Councils pursue judicial review into Heathrow expansion

7 Aug 18

Local authorities are continuing with a legal challenge against the decision to expand Heathrow airport and have lodged a judicial review bid with the High Court.

The challenge has been brought by a coalition of five councils local to Heathrow together with London mayor Sadiq Khan and the NGO Greenpeace.

Their case cites air quality, inadequate environmental assessment and a flawed consultation process as reasons why approval of the expansion was unlawful.

It also argues that the Airports National Policy Statement, a policy framework specific to Heathrow expansion, conflicts with the Planning Act’s commitments to sustainable development.

Ray Puddifoot, leader of Hillingdon Council, one of the councils taking the action, said the government was “trying to avoid applying both the correct legal process and common sense to the question of airport expansion”.

He added: “The abject failure to address the far-reaching consequences for both the environment and the health and wellbeing of tens of thousands of residents across London is simply not acceptable.”

Hillingdon, Wandsworth, Richmond, Hammersmith and Fulham and the Royal Borough of Windsor and Maidenhead, the councils involved in proceedings, have previously spent upwards of £350,000 on legal proceedings to challenge Heathrow’s expansion.

Puddifoot said: “I have confidence in the judicial process and am hopeful, that as with the previous judicial review challenge which was heard back in 2010, that the court will expose the many failings of this ill-thought-through project.”

Meanwhile, climate change charity Plan B has started separate legal action against the transport secretary in relation to his decision on Heathrow Airport.

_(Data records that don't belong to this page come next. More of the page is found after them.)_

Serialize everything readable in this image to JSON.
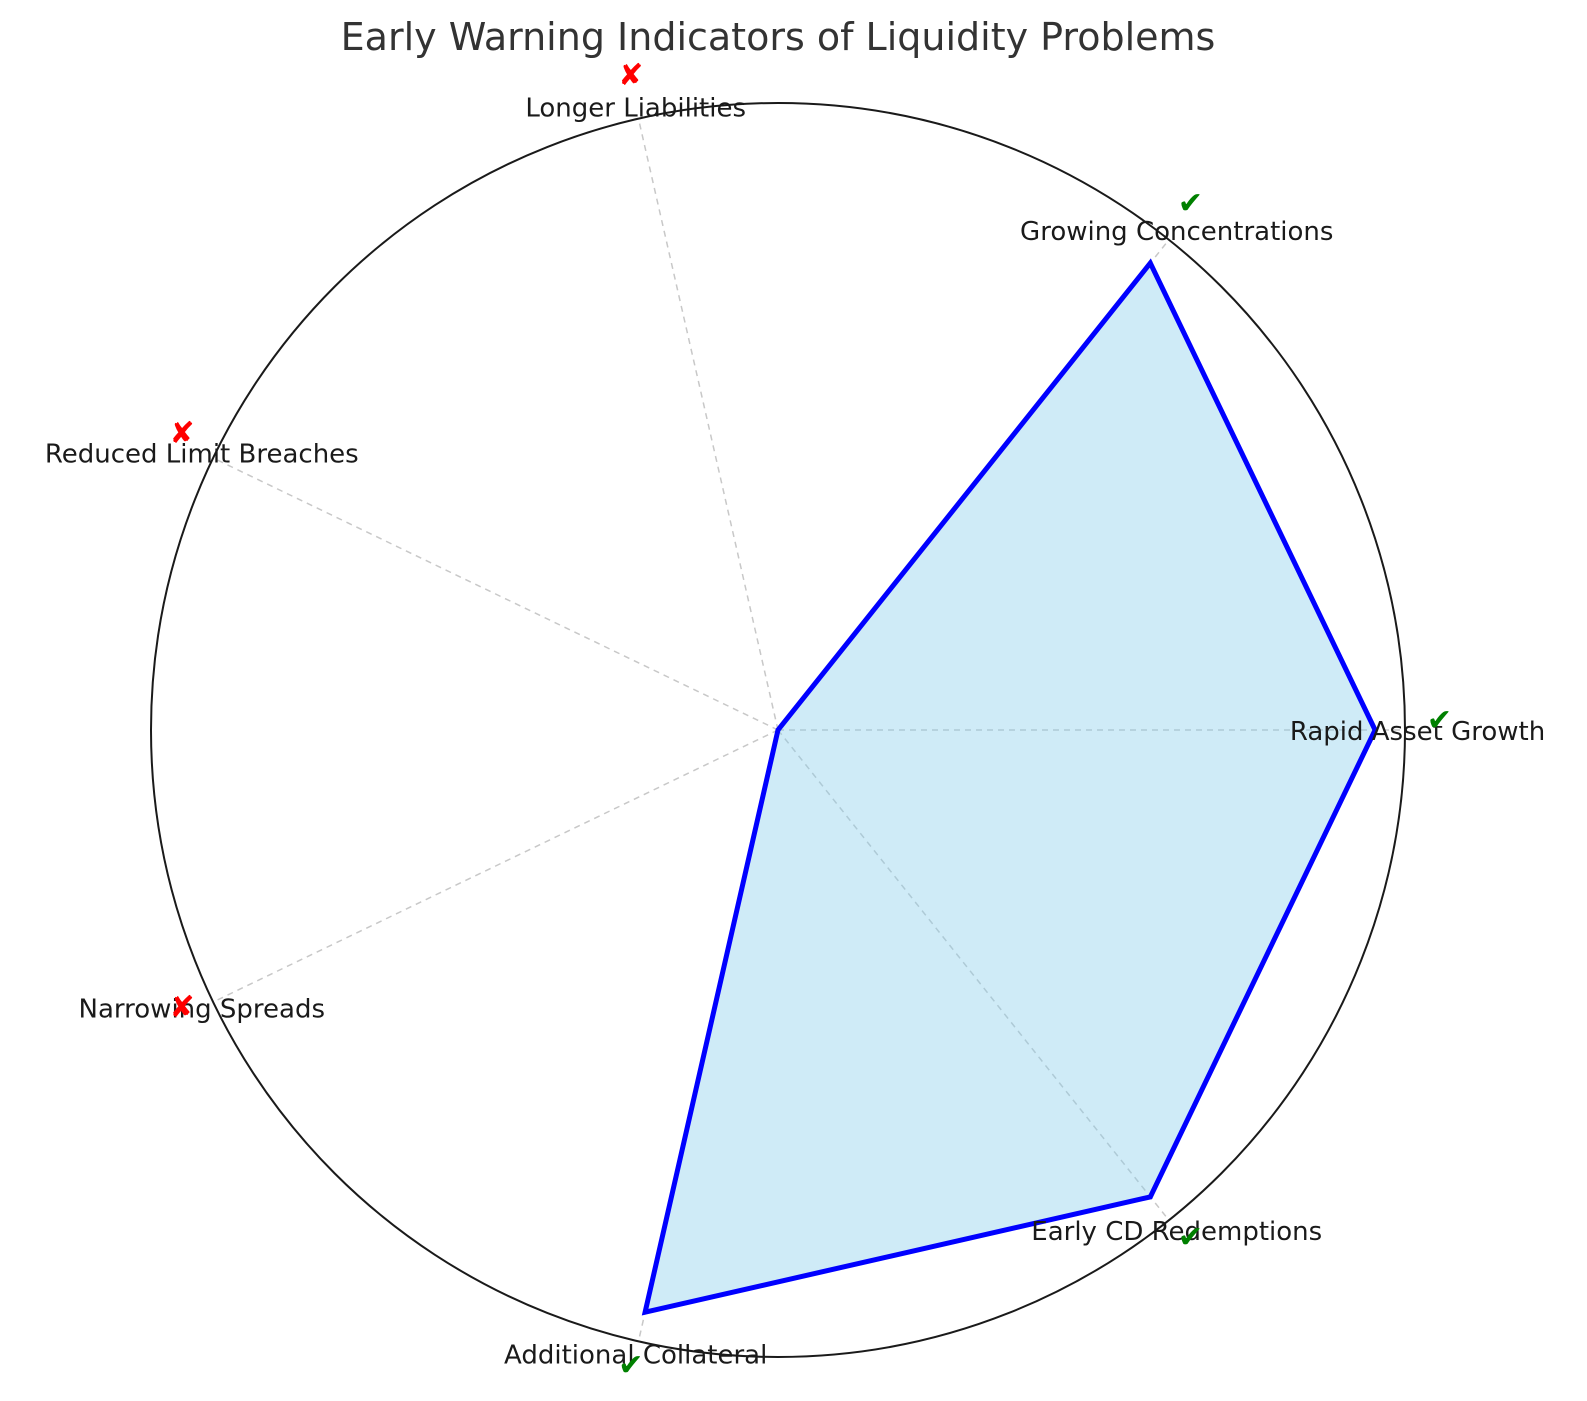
{
  "chart_data": {
    "type": "radar",
    "title": "Early Warning Indicators of Liquidity Problems",
    "categories": [
      "Rapid Asset Growth",
      "Growing Concentrations",
      "Longer Liabilities",
      "Reduced Limit Breaches",
      "Narrowing Spreads",
      "Additional Collateral",
      "Early CD Redemptions"
    ],
    "values": [
      1,
      1,
      0,
      0,
      0,
      1,
      1
    ],
    "markers": [
      "check",
      "check",
      "cross",
      "cross",
      "cross",
      "check",
      "check"
    ],
    "rlim": [
      0,
      1.05
    ],
    "grid": true
  },
  "colors": {
    "line": "#0000ff",
    "fill": "#87ceeb",
    "check": "#008000",
    "cross": "#ff0000",
    "outline": "#1a1a1a",
    "grid": "#c8c8c8"
  },
  "icons": {
    "check": "✔",
    "cross": "✘"
  }
}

Tim Crosland, director of the charity, said: “The government has an express obligation under the Planning Act to promote sustainable development, with specific reference to the impacts of climate change.

“The NPS designated by [transport secretary] Chris Grayling in June does not even consider the government’s obligations under the Paris Agreement on Climate Change or the fact that in April this year, the government committed to a review of its climate targets in light of the Paris Agreement.”

A Department for Transport spokesperson said: “As the secretary of state has made clear, we are confident in the decision-making process which led to designation of the Airports National Policy Statement, and stand ready to defend it robustly against legal challenge.”